[EDITOR'S NOTE: This case is unpublished as indicated by the issuing court.] MEMORANDUM OF DECISION RE MOTIONS FOR MODIFICATION OF FINANCIAL ORDERS On December 21, 1998, the court heard the parties concerning the Plaintiff's two motions for modification dated December 3, 1998; the first motion sought to relieve the Plaintiff of the responsibility of paying the automobile loan for the Ford Taurus in her possession, the second motion sought an additional payment of $75 per week to her as well as an allowance of $1000 from an existing escrow account for the purpose of permitting her to rent a larger apartment. The last motion, as amended by the Plaintiff's testimony, indicated that if such financial relief was not soon awarded, the Plaintiff would move to Florida to live with her mother, as she cannot afford to continue to live in Connecticut, even though she wishes to do so.
As a preliminary matter, the court must determinate whether or not there has been a substantial change in the parties' financial circumstances warranting a modification in the financial orders. The burden of proof is on the party seeking the modification. Connolly v. Connolly, 191 Conn. 468, 473,464 A.2d 837 (1983); Kaplan v. Kaplan, 185 Conn. 42, 46, 440 A.2d 252 (1981); Richard v. Richard, 23 Conn. App. 58, 63, 579 A.2d 110 (1990). "That party must demonstrate that continued operation of the original order would be unfair or improper." Harlan v.Harlan, 5 Conn. App. 355, 357, 496 A.2d 129 (1985). "In determining whether there is a substantial change in circumstances, the court considers all evidence back to the most recent court order." Borkowski v. Borkowski, 228 Conn. 729, 741,638 A.2d 1060 (1994). In this case, the financial orders have not been modified since their inception on April 27, 1998.

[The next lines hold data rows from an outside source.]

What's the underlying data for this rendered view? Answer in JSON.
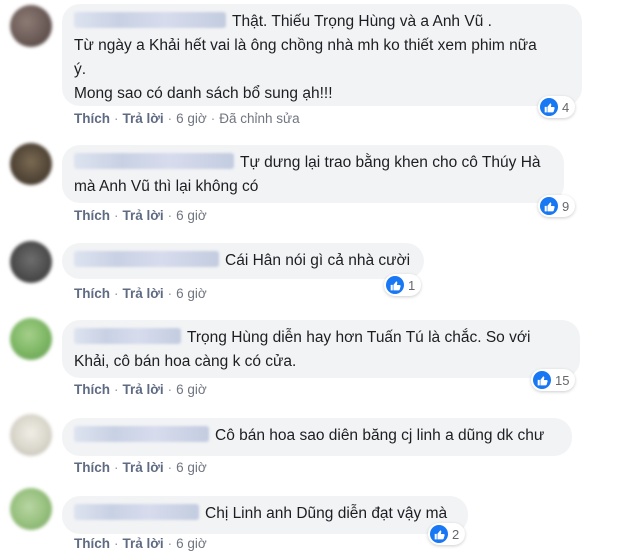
{
  "labels": {
    "like": "Thích",
    "reply": "Trả lời",
    "edited": "Đã chỉnh sửa",
    "dot": "·"
  },
  "comments": [
    {
      "text": "Thật. Thiếu Trọng Hùng và a Anh Vũ .\nTừ ngày a Khải hết vai là ông chồng nhà mh ko thiết xem phim nữa\ný.\nMong sao có danh sách bổ sung ạh!!!",
      "likes": "4",
      "time": "6 giờ",
      "edited": true
    },
    {
      "text": "Tự dưng lại trao bằng khen cho cô Thúy Hà\nmà Anh Vũ thì lại không có",
      "likes": "9",
      "time": "6 giờ",
      "edited": false
    },
    {
      "text": "Cái Hân nói gì cả nhà cười",
      "likes": "1",
      "time": "6 giờ",
      "edited": false
    },
    {
      "text": "Trọng Hùng diễn hay hơn Tuấn Tú là chắc. So với\nKhải, cô bán hoa càng k có cửa.",
      "likes": "15",
      "time": "6 giờ",
      "edited": false
    },
    {
      "text": "Cô bán hoa sao diên băng cj linh a dũng dk chư",
      "likes": "",
      "time": "6 giờ",
      "edited": false
    },
    {
      "text": "Chị Linh anh Dũng diễn đạt vậy mà",
      "likes": "2",
      "time": "6 giờ",
      "edited": false
    }
  ],
  "colors": {
    "accent": "#1877f2",
    "bubble": "#f2f3f5",
    "meta": "#65676b"
  },
  "icons": {
    "like": "thumbs-up-icon"
  }
}
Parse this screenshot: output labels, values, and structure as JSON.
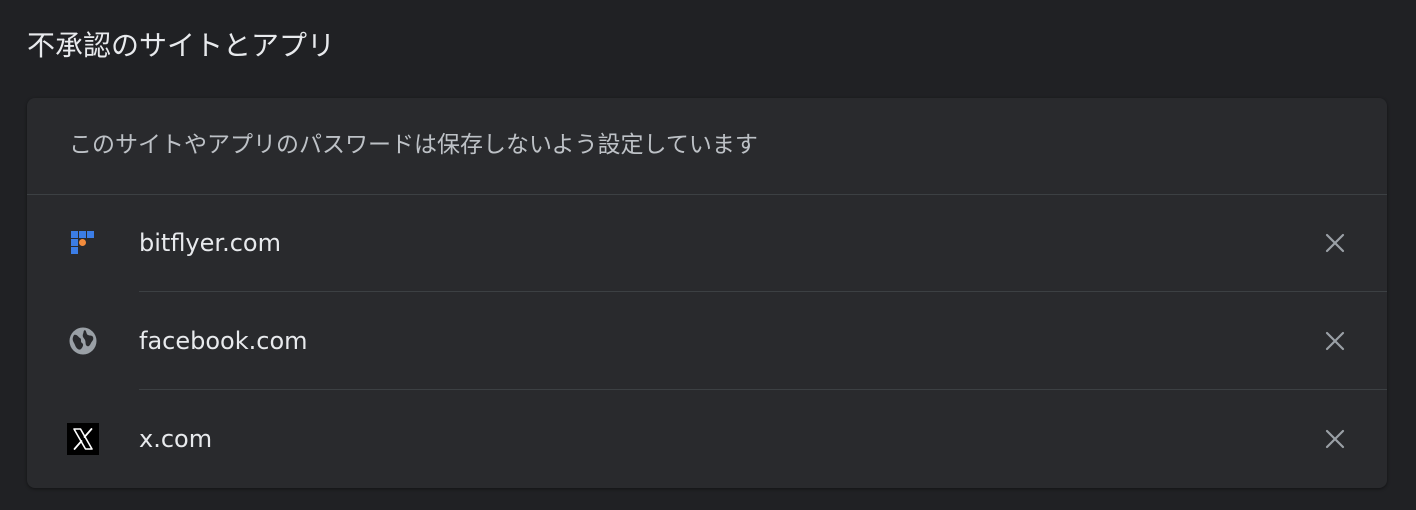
{
  "section": {
    "title": "不承認のサイトとアプリ"
  },
  "card": {
    "description": "このサイトやアプリのパスワードは保存しないよう設定しています"
  },
  "sites": [
    {
      "name": "bitflyer.com",
      "icon": "bitflyer-logo-icon"
    },
    {
      "name": "facebook.com",
      "icon": "globe-icon"
    },
    {
      "name": "x.com",
      "icon": "x-logo-icon"
    }
  ],
  "colors": {
    "background": "#202124",
    "card": "#292a2d",
    "divider": "#3c4043",
    "text_primary": "#e8eaed",
    "text_secondary": "#bdc1c6",
    "icon_gray": "#9aa0a6",
    "bitflyer_blue": "#3b7de6",
    "bitflyer_orange": "#f28b3c"
  }
}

As unfortunate as the Plaintiff's economic circumstances are and despite the efforts she has made to cope with an impossible financial situation, in December of 1998 she earns more income and has fewer expenses than she had when the original pendentlite orders were entered by the court on April 27, 1998. The parties have sold the house they once owned and the Plaintiff is not required to pay the mortgage. She also testified that she has not made the payment on the Ford Taurus for the past three months. The court cannot therefore find, based on the most recent order, that there has been a substantial change in her financial CT Page 15126 circumstances or that the continued operation of these orders would be unfair or improper.

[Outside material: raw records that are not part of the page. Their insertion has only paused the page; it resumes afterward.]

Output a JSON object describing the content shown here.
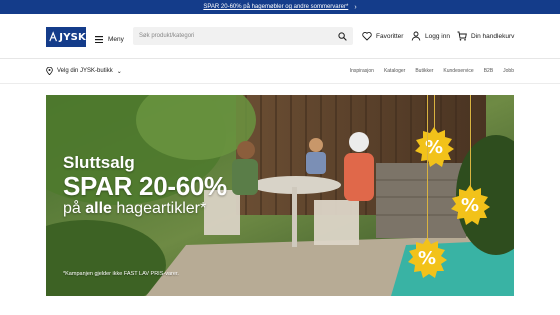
{
  "promo": {
    "text": "SPAR 20-60% på hagemøbler og andre sommervarer*",
    "chevron_icon": "chevron-right-icon"
  },
  "header": {
    "logo_text": "JYSK",
    "menu_label": "Meny",
    "search_placeholder": "Søk produkt/kategori",
    "favorites_label": "Favoritter",
    "login_label": "Logg inn",
    "cart_label": "Din handlekurv"
  },
  "subnav": {
    "store_label": "Velg din JYSK-butikk",
    "links": [
      "Inspirasjon",
      "Kataloger",
      "Butikker",
      "Kundeservice",
      "B2B",
      "Jobb"
    ]
  },
  "hero": {
    "line1": "Sluttsalg",
    "line2": "SPAR 20-60%",
    "line3_prefix": "på ",
    "line3_bold": "alle",
    "line3_suffix": " hageartikler*",
    "disclaimer": "*Kampanjen gjelder ikke FAST LAV PRIS-varer.",
    "badge_symbol": "%"
  },
  "colors": {
    "brand": "#143c8a",
    "badge": "#f2c21a"
  }
}
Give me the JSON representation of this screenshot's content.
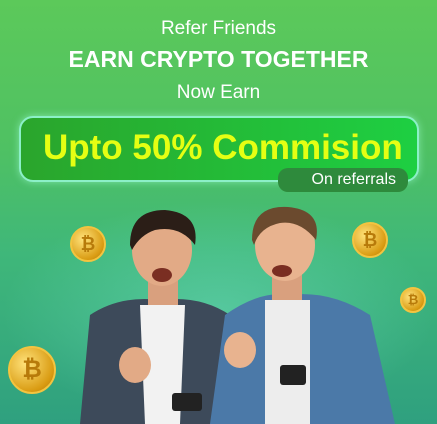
{
  "header": {
    "line1": "Refer Friends",
    "line2": "EARN CRYPTO TOGETHER",
    "line3": "Now Earn"
  },
  "offer": {
    "headline": "Upto 50% Commision",
    "badge": "On referrals"
  },
  "colors": {
    "accent": "#e5ff13",
    "box": "#1ecf42"
  },
  "icons": {
    "coin": "₿"
  }
}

The Plaintiff also claims that the Defendant is underemployed as he is earning less than he did in 1997 when he was working as an ironworker for Mohawk Construction. This may be an argument for the final dissolution hearing, which is expected to be held in January 1998. At present, however, the Defendant's financial affidavit on April 27, 1998 shows net weekly income of $414 and as of December 21, 1998, net weekly income $308.68 while he continues to be employed as a subcontractor for the same company where he worked in the same capacity in April 1998. He testified that he has lost time from work due to bad weather and for days lost due to court appearances. He continues to pay child support in the amount of $120 per week as originally ordered, and the Plaintiff is not seeking a modification of this order. Again, the court cannot find this to be a substantial change in circumstances justifying an upward modification in any payments to the Plaintiff.
The parties's financial predicament is unfortunate and demonstrates that while the couple together might have been able to survive financially, when living separately, neither has enough income to function. Each will need to adjust their working situation and income opportunities to address the financial straits in which they find themselves. From the testimony, the court concludes that there is a reasonable likelihood that each will be able to do so in the future.
During their testimony, the parties each indicated their willingness to swap vehicles, for the Plaintiff to have the Chevrolet truck the Defendant is now driving and for the Defendant to have the Ford Taurus the Plaintiff is now driving. The Defendant also indicated his willingness to pay the auto loan, but that he was unwilling to pay for the insurance on the Ford Taurus, which is titled in the Plaintiff's name. He testified that he will be required to continue to pay the insurance on the Chevrolet truck and he cannot afford both insurance payments. In view of the parties' agreement, the court orders that the Plaintiff have exclusive use of the Chevrolet truck and that the Defendant have exclusive use of the Ford Taurus, commencing December 23, 1998. The court further orders that the Plaintiff be relieved of her obligation to make the payment on the loan due on the Ford Taurus and that the Defendant pay such loan. The court will leave the parties to determine the CT Page 15127 issue of the automobile insurance in the hopes that the existing insurance will carry them on a temporary basis until the final hearing in this matter, when ownership of the vehicles can be assigned and allocation of the escrow account may be made. Given the temporary nature of the situation in which the parties find themselves and the lack of a predicate factual basis for a modification, the court denies the Plaintiff's two motions. To the extent that the Plaintiff's second motion is to be considered a motion for permission to relocate outside the State of Connecticut for financial reasons, the court also denies that portion of the motion as the parties share joint custody of their one minor child, age four and the Defendant is seeking shared custody of his stepson, now age nine.